Hiszpan przez ostatnie 12 meczów notuje średnio 12,2 punktu i 11,2 asysty na mecz. Trafia też niezłe jak na niego 40,2% z gry i 29,6% za trzy. Miał nawet mecz przeciwko Orlando Magic, gdy trafił 6 trójek. Rubio bardzo dobrze reguluje tempo gry i to on stoi za jeszcze lepszym uruchamianiem Townsa i znajdowaniem go na dobrych pozycjach.
Brak wiary w dublerów
Dobra gra tych zawodników to plus, ale tak dobra gra wynika z tego, że spędzają ze sobą mnóstwo czasu na parkiecie. Pierwsza piątka Wolves gra ze sobą średnio 21,6 minuty na mecz. Żadna inna piątka w NBA nie gra razem więcej niż 20 minut.
Zach LaVIne, Andrew Wiggins i Karl-Anthony Towns są w pierwszej dziesiątce zawodników pod względem średniej minut. Każdy z nich gra powyżej 36 minut. Z kolei Rubio i Gorgui Dieng również grają powyżej 30 minut. Dla porównania San Antonio Spurs mają tylko dwóch graczy powyżej 30 minut, a gdy trzy lata temu zdobywali mistrzostwo nie mieli ani jednego gracza w sezonie zasadniczym ze średnią 30 minut.
To oczywiście pokłosie braku klasowych zmienników. Tom Thibodeau w swoim pierwszym sezonie jako zarządca drużyny, nie tylko trener, nie postarał się o uzupełnienie składu dla młodych gwiazd. Regularnie w rotacji grają tylko Kris Dunn, Shabazz Muhammad i Nemanja Bjelica. Poza tą trójką z rezerwowych tylko Cole Aldrich zagrał w 40 meczach, reszta nie przekroczyła 30 i powodem braku ich gry nie były kontuzje, a decyzje trenera.

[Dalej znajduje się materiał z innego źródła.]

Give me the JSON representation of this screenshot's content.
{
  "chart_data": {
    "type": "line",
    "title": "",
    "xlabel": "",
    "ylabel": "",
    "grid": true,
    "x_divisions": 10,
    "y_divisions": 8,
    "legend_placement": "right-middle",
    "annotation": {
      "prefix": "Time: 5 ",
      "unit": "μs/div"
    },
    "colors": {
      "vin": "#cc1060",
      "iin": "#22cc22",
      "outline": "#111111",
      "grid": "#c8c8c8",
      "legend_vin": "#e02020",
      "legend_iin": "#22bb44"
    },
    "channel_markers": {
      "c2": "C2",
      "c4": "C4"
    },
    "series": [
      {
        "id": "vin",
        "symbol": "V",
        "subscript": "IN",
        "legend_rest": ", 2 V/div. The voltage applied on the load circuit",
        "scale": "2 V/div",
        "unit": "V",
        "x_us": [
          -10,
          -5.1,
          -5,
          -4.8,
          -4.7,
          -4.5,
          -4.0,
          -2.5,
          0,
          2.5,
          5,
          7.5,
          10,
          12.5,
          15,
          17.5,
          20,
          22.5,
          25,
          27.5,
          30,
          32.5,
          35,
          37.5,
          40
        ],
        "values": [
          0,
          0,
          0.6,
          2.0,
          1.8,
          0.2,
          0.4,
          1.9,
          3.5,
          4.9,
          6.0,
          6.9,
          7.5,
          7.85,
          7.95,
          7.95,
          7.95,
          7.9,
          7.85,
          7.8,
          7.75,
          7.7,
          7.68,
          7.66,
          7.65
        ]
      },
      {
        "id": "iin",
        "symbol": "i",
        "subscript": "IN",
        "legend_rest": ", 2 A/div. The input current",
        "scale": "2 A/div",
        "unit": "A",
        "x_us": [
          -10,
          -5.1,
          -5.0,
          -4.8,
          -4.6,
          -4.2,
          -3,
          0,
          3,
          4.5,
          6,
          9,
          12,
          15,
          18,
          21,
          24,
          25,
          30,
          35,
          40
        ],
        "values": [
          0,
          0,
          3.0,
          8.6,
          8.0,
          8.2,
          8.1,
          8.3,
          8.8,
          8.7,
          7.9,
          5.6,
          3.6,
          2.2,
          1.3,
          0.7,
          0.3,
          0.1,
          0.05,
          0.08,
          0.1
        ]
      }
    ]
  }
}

Thibodeau zatem dał ciała. Trzej gracze ściągnięci przez niego tego lata to Brandon Rush, Cole Aldrich i Jordan Hill. Wspólnie uzbierali mniej niż 700 minut od początku rozgrywek. Oczywiście Wolves muszą być przygotowani na to, że w niedługim czasie zaleją ich problemy z wysokimi kontraktami młodych gwiazd, ale bez dobrych zmienników nic w tej lidze nie osiągną.
Thibodeau musi zatem lepiej przepracować najbliższe lato. Ciekawych nazwisk nie zabraknie na rynku. Nie ma co się łudzić, że Wolves powalczą o największe nazwiska, ale do uzupełnienia ławki rezerwowych powinni znaleźć dobrych wolnych agentów.
Dostępni będą choćby Patty Mills, Shaun Livingston, Darren Collison, Thabo Sefolosha, P.J. Tucker, Jeff Green, Ersan Ilyasova, Amir Johnson, Terrence Jones, Nene czy Zaza Pachulia. Tylko Thibodeau będzie musiał zaufać większej liczbie graczy. A patrząc na to jak pracował wcześniej w Chicago Bulls, szanse na to nie są zbyt duże.